Article first appeared in the Arizona Daily Star on Monday, March 4, 2019.
By Loni Nannini Special to the Arizona Daily Star
Scott Koenig would like to foster dialogue in an era when understanding often seems to fall short.
“In today’s climate, anyone with a differing view is evil or wrong, and through Our Family Services Center for Community Dialogue and Training, the whole practice of mediation tries to get down to emotions. It turns out we all have the same emotions and we can relate better when we understand what other people’s emotions are,” said Koenig, past president of the board of directors and the Volunteer of the Year for Our Family Services.
Koenig will be among those honored during the Voices of Home Luncheon 2019, which will feature keynote speaker the Rev. Bernard Lafayette Jr., at 11 a.m. March 14 at the Tucson Convention Center, 260 S. Church Ave.
Lafayette is a civil-rights pioneer and freedom rider who worked alongside the Rev. Martin Luther King Jr. A co-founder and leader of the Student Nonviolent Coordinating Committee and founding director of the Center for Nonviolence & Peace Studies at the University of Rhode Island, Lafayette has led education and training programs on nonviolent social change at the state, national and international levels.
“This is a once-in-a-lifetime opportunity to hear a civil-rights hero who travels all over the world to lecture on peace and nonviolence. We are excited to see him explore the connections between poverty, nonviolence and the beloved community,” said Sarah McNamara, development associate for Our Family Services, which is dedicated to eliminating homelessness and strengthening the community.
The product of consolidations and mergers between various nonprofit agencies over more than four decades, Our Family Services has built a reputation as a champion of homeless youth and families. Last year it served more than 5,600 clients and provided more than 104,000 “touches” to people who accessed community resources through Our Family Services Information and Referral online at 211Arizona.org or by calling 211-Arizona.
A cornerstone of the organization’s approach is a scattered-site model for housing for the homeless as opposed to a typical shelter model. The scattered-site model allows participants to relocate to apartments and wraparound services in the neighborhood in which they are most comfortable.
Typically, eight or nine out of every 10 people who utilize this model will progress to permanent housing and financial stability versus the 30 to 40 percent statistic attributed to those with access to typical homeless shelters, according to McNamara.

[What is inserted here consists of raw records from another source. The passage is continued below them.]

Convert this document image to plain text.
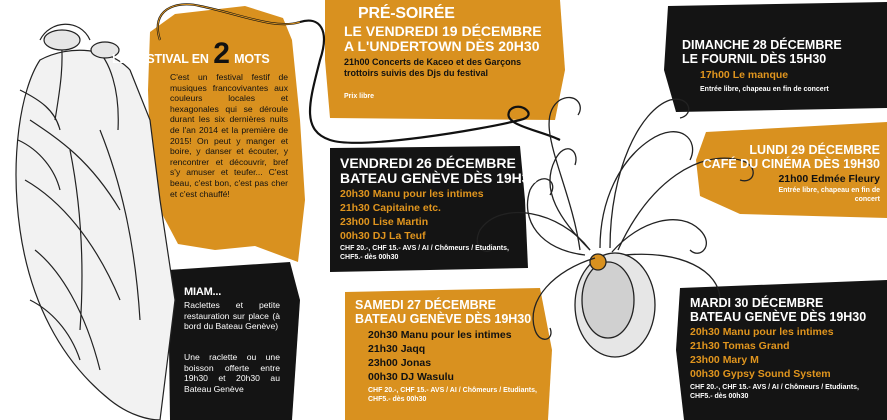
LE FESTIVAL EN 2 MOTS
C'est un festival festif de musiques francovivantes aux couleurs locales et hexagonales qui se déroule durant les six dernières nuits de l'an 2014 et la première de 2015! On peut y manger et boire, y danser et écouter, y rencontrer et découvrir, bref s'y amuser et teufer... C'est beau, c'est bon, c'est pas cher et c'est chauffé!
MIAM...
Raclettes et petite restauration sur place (à bord du Bateau Genève)
Une raclette ou une boisson offerte entre 19h30 et 20h30 au Bateau Genève
PRÉ-SOIRÉE
LE VENDREDI 19 DÉCEMBRE
A L'UNDERTOWN DÈS 20H30
21h00 Concerts de Kaceo et des Garçons trottoirs suivis des Djs du festival
Prix libre
VENDREDI 26 DÉCEMBRE
BATEAU GENÈVE DÈS 19H30
20h30 Manu pour les intimes
21h30 Capitaine etc.
23h00 Lise Martin
00h30 DJ La Teuf
CHF 20.-, CHF 15.- AVS / AI / Chômeurs / Etudiants, CHF5.- dès 00h30
SAMEDI 27 DÉCEMBRE
BATEAU GENÈVE DÈS 19H30
20h30 Manu pour les intimes
21h30 Jaqq
23h00 Jonas
00h30 DJ Wasulu
CHF 20.-, CHF 15.- AVS / AI / Chômeurs / Etudiants, CHF5.- dès 00h30
DIMANCHE 28 DÉCEMBRE
LE FOURNIL DÈS 15H30
17h00 Le manque
Entrée libre, chapeau en fin de concert
LUNDI 29 DÉCEMBRE
CAFÉ DU CINÉMA DÈS 19H30
21h00 Edmée Fleury
Entrée libre, chapeau en fin de concert
MARDI 30 DÉCEMBRE
BATEAU GENÈVE DÈS 19H30
20h30 Manu pour les intimes
21h30 Tomas Grand
23h00 Mary M
00h30 Gypsy Sound System
CHF 20.-, CHF 15.- AVS / AI / Chômeurs / Etudiants, CHF5.- dès 00h30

“Instead of taking people from all parts of town and sending them to a shelter that might not be close to where they work or attend school, we work with them to figure out which part of town they can live in to ensure that they will be successful. For example, someone fleeing a domestic-violence situation might want to be far away from their abuser and live close to a possible support network, so we work with them to make that happen,” she said.
Housing is initially leased through Our Family Services; those leases are transferred to families as they stabilize, enabling them to remain in their homes long-term.

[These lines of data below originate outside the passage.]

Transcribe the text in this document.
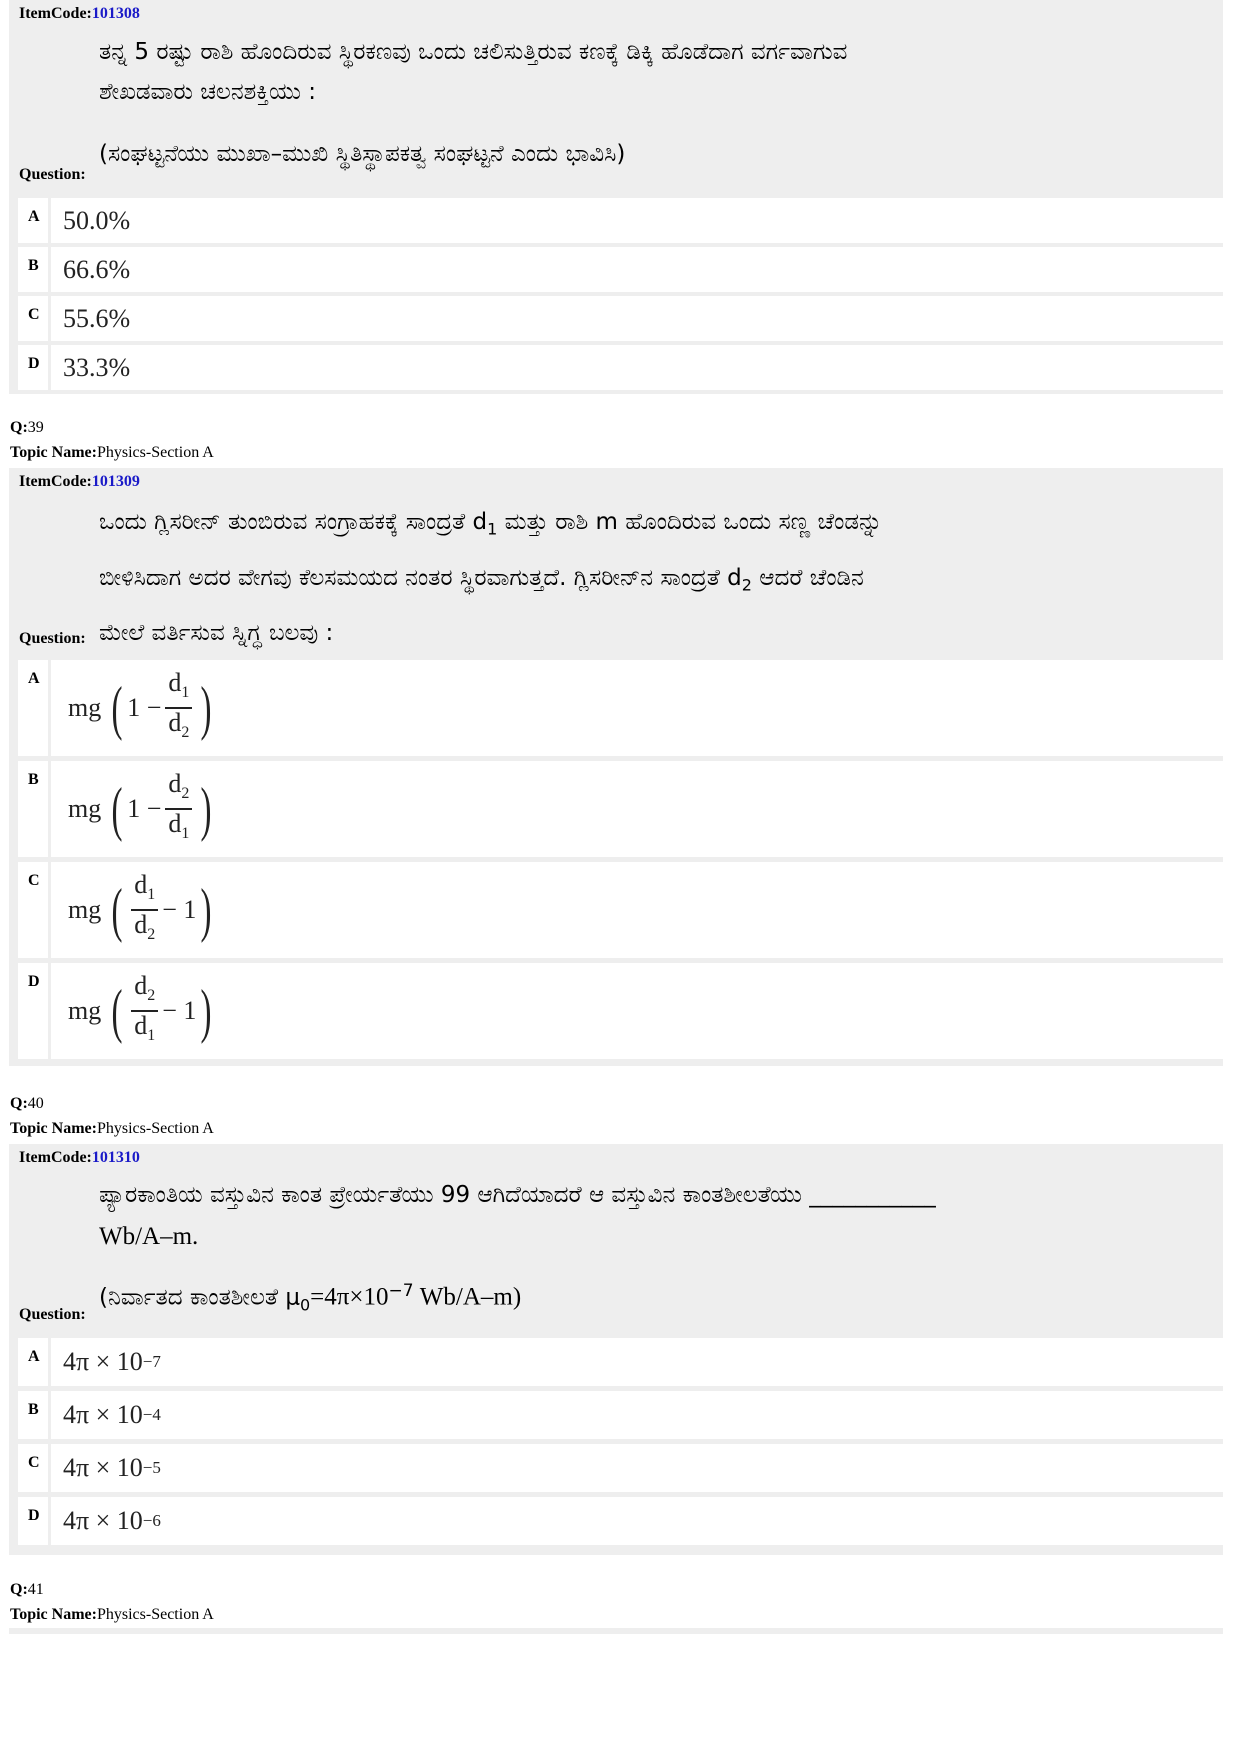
ItemCode:101308

ತನ್ನ 5 ರಷ್ಟು ರಾಶಿ ಹೊಂದಿರುವ ಸ್ಥಿರಕಣವು ಒಂದು ಚಲಿಸುತ್ತಿರುವ ಕಣಕ್ಕೆ ಡಿಕ್ಕಿ ಹೊಡೆದಾಗ ವರ್ಗವಾಗುವ

ಶೇಖಡವಾರು ಚಲನಶಕ್ತಿಯು :

(ಸಂಘಟ್ಟನೆಯು ಮುಖಾ–ಮುಖಿ ಸ್ಥಿತಿಸ್ಥಾಪಕತ್ವ ಸಂಘಟ್ಟನೆ ಎಂದು ಭಾವಿಸಿ)

Question:
A 50.0%
B 66.6%
C 55.6%
D 33.3%
Q:39
Topic Name:Physics-Section A
ItemCode:101309

ಒಂದು ಗ್ಲಿಸರೀನ್ ತುಂಬಿರುವ ಸಂಗ್ರಾಹಕಕ್ಕೆ ಸಾಂದ್ರತೆ $d_1$ ಮತ್ತು ರಾಶಿ m ಹೊಂದಿರುವ ಒಂದು ಸಣ್ಣ ಚೆಂಡನ್ನು

ಬೀಳಿಸಿದಾಗ ಅದರ ವೇಗವು ಕೆಲಸಮಯದ ನಂತರ ಸ್ಥಿರವಾಗುತ್ತದೆ. ಗ್ಲಿಸರೀನ್‌ನ ಸಾಂದ್ರತೆ $d_2$ ಆದರೆ ಚೆಂಡಿನ

ಮೇಲೆ ವರ್ತಿಸುವ ಸ್ನಿಗ್ಧ ಬಲವು :

Question:
A
mg ( 1
− $\frac{d_1}{d_2}$ )
B
mg ( 1
− $\frac{d_2}{d_1}$ )
C
mg ( $\frac{d_1}{d_2}$ −
1 )
D
mg ( $\frac{d_2}{d_1}$ −
1 )
Q:40
Topic Name:Physics-Section A
ItemCode:101310

ಪ್ಯಾರಕಾಂತಿಯ ವಸ್ತುವಿನ ಕಾಂತ ಪ್ರೇರ್ಯತೆಯು 99 ಆಗಿದೆಯಾದರೆ ಆ ವಸ್ತುವಿನ ಕಾಂತಶೀಲತೆಯು ___________

Wb/A–m.

(ನಿರ್ವಾತದ ಕಾಂತಶೀಲತೆ $\mu_0=4\pi\times 10^{-7}$ Wb/A–m)

Question:
A 4π × 10 −7
B 4π × 10 −4
C 4π × 10 −5
D 4π × 10 −6
Q:41
Topic Name:Physics-Section A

Additionally, Our Family Services provides a range of programs to address the root causes of homelessness and enable families to attain self-sufficiency, including intensive case management along with education and job training; counseling and substance-abuse therapy; services for survivors of sex trafficking; resources and referrals to other local organizations; and more.

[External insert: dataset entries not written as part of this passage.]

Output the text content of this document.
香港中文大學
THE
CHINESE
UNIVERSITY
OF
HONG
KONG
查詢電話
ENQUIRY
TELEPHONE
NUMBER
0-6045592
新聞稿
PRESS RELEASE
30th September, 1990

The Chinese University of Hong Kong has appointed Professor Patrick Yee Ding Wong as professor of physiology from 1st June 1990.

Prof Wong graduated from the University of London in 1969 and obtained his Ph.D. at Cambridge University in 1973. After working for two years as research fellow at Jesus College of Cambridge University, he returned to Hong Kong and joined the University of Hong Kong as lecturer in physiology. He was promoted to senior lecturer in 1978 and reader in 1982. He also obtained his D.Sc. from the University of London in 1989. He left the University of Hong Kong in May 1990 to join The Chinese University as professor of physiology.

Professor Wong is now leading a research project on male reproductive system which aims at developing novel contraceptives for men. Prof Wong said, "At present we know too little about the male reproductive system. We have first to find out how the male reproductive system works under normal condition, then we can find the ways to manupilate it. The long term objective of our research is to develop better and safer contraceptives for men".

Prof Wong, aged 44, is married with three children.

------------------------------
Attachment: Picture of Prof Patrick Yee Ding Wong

“We are not just putting roofs over people’s heads. You have to look at the causes of why they didn’t have roofs in place. We really try to meet people where they are and help remove barriers for them,” McNamara said.
The Center for Community Dialogue and Training is central to that philosophy. On a mission to help Tucsonans engage in conversations about difficult topics in a skilled, respectful and productive manner, the center provides communication training, classes and mediation for groups, businesses, neighborhood associations, schools and families.
McNamara said it has facilitated communication and constructive dialogue with events ranging from a post-election community forum following the 2016 presidential election to mediation between family members regarding end-of-life issues and a forum for students at a local high school concerned about school safety.
“The center has always been a place that has taught nonviolent communication and provides free services to community members and family members,” said Koenig. “It offers neutral third-party mediation and teaches skills in dialogue and communication that can help to resolve challenging situations. Those skills go a long way toward building a stronger community.”
He credits the unique services at the center for providing him with communication and conflict-resolution skills that he has used throughout his career, including in his current position as executive director for Arizona’s Center for Rural Leadership, which provides leadership-development training for adults in rural communities statewide.
Koenig is also a huge proponent of Our Family Services’ Reunion House. The recently renovated facility in the midtown area offers emergency shelter for teens who have nowhere else to turn.
“Without the shelter and the generosity of the donors who have supported it, there would be a lot more kids on the streets. Once they start the cycle of homelessness, it is harder to break, so this is vital for early intervention,” he said.
Overall, Koenig hopes his volunteerism with Our Family Services will help to educate the community about difficulties that homeless people face and provide outreach about ways to improve their lives and strengthen society.
“I think that it is difficult to understand homelessness until people have walked a mile in someone else’s shoes, and that is where Our Family Services programs come in,” he said.